The syllabus specifies four Fridays as due dates for papers, of which you must submit three. One
essay should concentrate on prose, one on verse; one should center on comparison between something
from a Contexts section of our anthology and something from a Major Author; one should be about
2000 words long, the other two about 1000. I read essays thoroughly for content and technique alike.
Indeed, since I don’t believe content and technique are separable for long in any writing worth returning
to, I record your errors, offer prose therapy inside and outside class for free, and expect you to show
improvement. The paper results will together determine one-half of your course grade.
One-sixth of your grade remains undetermined. I bet you noticed that already.

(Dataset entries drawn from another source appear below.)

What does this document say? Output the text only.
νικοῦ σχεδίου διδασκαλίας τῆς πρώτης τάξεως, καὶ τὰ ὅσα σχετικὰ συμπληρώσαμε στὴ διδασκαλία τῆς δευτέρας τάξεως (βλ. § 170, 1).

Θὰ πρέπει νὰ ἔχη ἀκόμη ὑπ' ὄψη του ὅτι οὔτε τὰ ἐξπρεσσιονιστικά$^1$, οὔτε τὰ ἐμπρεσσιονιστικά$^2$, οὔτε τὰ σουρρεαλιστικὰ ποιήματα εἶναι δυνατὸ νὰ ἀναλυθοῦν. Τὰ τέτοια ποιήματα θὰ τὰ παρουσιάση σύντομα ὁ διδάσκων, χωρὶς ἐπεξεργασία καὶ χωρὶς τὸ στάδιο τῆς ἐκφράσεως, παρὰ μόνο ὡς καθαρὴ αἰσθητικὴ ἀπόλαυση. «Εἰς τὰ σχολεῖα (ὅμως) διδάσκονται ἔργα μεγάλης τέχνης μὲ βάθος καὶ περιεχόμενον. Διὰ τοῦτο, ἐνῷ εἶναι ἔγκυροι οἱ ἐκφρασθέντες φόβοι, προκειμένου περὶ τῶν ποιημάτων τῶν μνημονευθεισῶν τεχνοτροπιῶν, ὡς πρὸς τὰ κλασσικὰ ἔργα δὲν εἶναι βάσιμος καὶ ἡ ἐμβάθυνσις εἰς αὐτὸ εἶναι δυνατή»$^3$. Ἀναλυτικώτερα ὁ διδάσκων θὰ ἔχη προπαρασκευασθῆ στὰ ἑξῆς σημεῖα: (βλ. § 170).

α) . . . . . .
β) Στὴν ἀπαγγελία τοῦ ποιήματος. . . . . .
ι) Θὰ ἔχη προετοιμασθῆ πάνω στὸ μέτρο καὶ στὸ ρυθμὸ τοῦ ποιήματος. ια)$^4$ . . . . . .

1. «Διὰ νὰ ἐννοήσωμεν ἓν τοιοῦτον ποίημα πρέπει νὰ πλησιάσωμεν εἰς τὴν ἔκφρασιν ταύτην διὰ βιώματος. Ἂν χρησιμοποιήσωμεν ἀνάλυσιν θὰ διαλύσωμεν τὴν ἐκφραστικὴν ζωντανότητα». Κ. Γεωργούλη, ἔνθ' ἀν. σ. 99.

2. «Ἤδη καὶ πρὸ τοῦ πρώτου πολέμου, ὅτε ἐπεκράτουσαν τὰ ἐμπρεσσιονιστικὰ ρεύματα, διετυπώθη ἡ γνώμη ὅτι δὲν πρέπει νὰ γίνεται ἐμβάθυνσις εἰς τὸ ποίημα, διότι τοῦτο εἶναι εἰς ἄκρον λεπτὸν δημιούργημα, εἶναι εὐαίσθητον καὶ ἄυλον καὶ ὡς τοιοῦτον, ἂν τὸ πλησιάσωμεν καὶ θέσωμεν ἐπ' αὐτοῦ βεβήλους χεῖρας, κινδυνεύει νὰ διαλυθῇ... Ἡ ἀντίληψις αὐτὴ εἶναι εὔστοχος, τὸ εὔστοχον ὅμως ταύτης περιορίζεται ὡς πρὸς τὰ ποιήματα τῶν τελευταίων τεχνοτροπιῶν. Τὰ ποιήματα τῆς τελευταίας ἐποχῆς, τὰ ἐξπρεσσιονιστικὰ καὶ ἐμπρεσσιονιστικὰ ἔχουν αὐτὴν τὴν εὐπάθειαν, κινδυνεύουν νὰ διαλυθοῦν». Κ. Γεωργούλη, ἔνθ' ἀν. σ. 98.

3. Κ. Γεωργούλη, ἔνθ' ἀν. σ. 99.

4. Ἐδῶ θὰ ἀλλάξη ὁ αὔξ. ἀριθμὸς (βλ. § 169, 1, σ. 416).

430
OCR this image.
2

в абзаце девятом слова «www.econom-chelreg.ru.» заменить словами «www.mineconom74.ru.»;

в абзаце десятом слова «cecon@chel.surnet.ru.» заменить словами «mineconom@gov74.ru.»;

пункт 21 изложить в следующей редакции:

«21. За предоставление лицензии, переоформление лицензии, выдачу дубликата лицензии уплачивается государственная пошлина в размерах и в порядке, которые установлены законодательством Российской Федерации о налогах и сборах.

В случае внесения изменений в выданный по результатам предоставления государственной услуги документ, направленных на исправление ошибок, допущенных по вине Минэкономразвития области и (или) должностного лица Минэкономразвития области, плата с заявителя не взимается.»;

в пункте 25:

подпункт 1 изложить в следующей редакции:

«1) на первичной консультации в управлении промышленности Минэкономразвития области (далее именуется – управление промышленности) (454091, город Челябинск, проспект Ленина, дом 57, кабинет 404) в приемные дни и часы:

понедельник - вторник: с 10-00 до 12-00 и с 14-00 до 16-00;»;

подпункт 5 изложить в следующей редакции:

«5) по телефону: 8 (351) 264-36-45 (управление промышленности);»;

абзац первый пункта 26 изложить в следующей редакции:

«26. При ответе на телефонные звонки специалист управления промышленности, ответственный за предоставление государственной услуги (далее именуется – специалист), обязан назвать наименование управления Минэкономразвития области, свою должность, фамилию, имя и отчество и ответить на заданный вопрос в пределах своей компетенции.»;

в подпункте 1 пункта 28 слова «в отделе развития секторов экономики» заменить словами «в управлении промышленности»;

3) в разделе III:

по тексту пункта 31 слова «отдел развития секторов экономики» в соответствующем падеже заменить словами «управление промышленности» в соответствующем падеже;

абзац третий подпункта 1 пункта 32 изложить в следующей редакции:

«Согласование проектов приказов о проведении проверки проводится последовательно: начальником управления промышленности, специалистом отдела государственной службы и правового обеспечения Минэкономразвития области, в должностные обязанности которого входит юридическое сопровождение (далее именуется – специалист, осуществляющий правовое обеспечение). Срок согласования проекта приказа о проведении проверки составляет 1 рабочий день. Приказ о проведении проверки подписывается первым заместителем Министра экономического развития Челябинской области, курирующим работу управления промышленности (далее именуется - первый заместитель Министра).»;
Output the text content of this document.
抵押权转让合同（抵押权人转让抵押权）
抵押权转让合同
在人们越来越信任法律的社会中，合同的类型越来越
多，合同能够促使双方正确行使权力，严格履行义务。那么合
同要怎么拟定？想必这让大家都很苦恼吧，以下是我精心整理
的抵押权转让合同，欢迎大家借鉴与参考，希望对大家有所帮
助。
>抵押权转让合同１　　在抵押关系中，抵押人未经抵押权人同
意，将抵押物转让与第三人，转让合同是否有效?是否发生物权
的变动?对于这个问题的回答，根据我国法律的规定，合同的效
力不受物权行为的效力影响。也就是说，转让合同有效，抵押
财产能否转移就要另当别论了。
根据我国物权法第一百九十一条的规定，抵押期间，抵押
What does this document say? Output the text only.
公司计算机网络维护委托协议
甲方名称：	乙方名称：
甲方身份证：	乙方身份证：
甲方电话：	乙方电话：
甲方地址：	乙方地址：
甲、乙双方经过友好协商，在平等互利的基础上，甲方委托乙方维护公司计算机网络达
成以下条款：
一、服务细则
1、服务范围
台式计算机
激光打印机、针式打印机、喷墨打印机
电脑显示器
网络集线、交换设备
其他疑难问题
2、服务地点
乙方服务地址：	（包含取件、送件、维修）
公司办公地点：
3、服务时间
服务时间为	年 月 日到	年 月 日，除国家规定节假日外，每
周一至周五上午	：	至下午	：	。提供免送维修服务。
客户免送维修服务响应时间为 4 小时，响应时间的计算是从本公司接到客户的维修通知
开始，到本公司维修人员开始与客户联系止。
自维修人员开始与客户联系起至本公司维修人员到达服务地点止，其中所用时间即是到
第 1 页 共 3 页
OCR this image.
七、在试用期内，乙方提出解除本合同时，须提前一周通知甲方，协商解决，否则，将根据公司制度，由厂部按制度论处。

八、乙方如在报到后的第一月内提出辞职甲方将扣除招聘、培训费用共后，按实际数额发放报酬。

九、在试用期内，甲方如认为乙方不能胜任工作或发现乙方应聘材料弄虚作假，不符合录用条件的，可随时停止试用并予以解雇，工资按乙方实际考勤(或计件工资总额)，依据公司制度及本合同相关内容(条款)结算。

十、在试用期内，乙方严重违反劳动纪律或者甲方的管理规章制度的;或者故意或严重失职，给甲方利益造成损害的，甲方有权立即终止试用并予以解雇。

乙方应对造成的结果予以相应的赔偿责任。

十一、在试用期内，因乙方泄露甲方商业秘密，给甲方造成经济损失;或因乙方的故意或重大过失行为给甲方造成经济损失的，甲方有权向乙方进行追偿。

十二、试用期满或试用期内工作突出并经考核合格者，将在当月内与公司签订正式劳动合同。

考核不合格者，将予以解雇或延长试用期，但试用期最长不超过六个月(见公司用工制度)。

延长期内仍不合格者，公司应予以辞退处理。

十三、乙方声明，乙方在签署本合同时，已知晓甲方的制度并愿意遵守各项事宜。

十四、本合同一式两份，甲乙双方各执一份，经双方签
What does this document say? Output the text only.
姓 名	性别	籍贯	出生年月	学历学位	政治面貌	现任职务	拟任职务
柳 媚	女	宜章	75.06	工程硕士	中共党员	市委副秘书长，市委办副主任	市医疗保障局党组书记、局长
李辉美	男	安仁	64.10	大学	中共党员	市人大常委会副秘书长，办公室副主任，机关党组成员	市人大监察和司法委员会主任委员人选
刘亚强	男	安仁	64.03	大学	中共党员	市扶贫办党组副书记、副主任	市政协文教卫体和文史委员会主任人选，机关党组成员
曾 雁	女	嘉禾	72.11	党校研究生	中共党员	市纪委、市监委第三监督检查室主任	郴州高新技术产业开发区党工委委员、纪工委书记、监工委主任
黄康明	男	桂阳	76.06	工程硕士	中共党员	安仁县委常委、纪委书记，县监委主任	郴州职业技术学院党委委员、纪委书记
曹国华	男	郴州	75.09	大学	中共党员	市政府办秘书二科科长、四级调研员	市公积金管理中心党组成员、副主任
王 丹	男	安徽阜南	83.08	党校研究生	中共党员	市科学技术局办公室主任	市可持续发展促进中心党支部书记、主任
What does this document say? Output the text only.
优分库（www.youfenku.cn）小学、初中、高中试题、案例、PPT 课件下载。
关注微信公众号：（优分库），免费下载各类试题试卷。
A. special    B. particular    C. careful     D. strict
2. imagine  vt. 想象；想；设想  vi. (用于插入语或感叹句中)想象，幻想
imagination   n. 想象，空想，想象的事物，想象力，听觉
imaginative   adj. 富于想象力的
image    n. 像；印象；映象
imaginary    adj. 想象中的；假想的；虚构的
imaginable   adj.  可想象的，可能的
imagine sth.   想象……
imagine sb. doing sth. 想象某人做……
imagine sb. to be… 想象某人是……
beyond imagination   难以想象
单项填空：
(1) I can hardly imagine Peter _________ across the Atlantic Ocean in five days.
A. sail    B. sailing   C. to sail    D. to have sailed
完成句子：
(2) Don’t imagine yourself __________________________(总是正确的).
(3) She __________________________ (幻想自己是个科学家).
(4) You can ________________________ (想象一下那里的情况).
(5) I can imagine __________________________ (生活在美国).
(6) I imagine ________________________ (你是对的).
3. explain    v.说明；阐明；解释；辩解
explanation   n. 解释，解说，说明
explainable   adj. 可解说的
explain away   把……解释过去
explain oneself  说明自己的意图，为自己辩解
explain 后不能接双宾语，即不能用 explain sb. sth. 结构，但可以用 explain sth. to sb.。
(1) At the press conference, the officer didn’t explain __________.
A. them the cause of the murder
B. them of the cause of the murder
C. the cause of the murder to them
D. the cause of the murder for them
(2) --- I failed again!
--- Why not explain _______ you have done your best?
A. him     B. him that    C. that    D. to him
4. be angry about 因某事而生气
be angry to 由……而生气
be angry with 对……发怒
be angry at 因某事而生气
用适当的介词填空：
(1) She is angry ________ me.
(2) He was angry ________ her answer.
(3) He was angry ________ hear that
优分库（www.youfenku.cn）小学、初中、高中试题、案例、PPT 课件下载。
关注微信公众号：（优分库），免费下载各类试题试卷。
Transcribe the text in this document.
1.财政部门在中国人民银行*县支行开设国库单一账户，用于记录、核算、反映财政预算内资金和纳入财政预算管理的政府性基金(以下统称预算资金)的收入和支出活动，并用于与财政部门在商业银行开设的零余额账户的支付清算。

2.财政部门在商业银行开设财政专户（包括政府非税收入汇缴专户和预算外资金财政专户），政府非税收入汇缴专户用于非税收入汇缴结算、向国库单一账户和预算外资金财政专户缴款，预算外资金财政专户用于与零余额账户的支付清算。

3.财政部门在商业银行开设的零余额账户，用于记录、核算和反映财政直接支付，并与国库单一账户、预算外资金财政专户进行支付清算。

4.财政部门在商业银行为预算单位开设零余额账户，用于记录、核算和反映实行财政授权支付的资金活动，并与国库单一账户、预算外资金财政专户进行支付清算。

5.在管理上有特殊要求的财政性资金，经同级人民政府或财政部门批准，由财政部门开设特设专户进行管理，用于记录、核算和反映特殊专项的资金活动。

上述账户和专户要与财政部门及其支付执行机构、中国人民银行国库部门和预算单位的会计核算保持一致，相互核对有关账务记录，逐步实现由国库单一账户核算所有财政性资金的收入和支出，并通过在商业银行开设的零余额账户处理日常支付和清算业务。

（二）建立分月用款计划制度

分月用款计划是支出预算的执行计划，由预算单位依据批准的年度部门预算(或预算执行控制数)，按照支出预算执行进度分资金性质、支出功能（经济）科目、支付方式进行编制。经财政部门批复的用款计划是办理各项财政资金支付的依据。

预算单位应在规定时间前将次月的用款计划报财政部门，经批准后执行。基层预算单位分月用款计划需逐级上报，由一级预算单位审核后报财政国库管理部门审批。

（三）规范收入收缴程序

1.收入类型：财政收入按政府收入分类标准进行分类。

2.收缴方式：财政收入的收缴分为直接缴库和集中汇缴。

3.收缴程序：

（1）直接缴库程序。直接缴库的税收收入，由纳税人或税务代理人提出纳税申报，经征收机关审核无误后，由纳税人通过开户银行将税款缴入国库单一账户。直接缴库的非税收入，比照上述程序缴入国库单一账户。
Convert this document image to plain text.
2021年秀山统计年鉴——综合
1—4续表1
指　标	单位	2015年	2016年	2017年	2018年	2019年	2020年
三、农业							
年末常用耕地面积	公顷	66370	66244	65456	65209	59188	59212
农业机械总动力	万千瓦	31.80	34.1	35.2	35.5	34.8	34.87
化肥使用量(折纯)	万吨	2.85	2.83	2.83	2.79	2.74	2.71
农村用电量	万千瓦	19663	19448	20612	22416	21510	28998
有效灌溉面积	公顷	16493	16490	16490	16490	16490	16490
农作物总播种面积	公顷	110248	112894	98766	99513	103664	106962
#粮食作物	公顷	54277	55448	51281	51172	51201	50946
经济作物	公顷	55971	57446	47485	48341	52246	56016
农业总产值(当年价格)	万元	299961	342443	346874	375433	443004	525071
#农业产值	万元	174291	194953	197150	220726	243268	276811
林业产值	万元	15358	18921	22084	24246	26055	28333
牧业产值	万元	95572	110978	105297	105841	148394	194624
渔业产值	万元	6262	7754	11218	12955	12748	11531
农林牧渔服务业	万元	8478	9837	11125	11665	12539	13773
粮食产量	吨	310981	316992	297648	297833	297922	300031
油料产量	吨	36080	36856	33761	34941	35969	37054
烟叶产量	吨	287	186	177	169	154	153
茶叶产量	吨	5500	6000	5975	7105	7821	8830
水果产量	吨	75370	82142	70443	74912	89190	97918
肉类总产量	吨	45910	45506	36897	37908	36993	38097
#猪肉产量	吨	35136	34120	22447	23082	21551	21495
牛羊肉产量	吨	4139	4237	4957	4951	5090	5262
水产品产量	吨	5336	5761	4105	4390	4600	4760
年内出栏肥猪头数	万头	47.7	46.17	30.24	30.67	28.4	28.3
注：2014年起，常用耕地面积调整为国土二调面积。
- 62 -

Think of this
unaccounted fraction as your incentive to make the course work as an active learning opportunity in our
hours together. This may mean raising questions of your own for the group to consider, or pursuing
your classmates’ proposals, or answering questions I pose from the head of the class. If you’re
customarily bashful in public, this is your chance to break the shackles of custom. If you’re pathologically
bashful in public, then you should find other ways – an e-mail correspondence, regular office hour visits
– to show me that, and what, you are thinking about the wise or beautiful or provoking literature before
us this semester. To rehearse your ideas out loud, and to practice responding to other people’s ideas in
discussion, are among the best ways to extend the quality of the insights that ground your papers. But
these are also skills in their own right, which this course invites you to cultivate.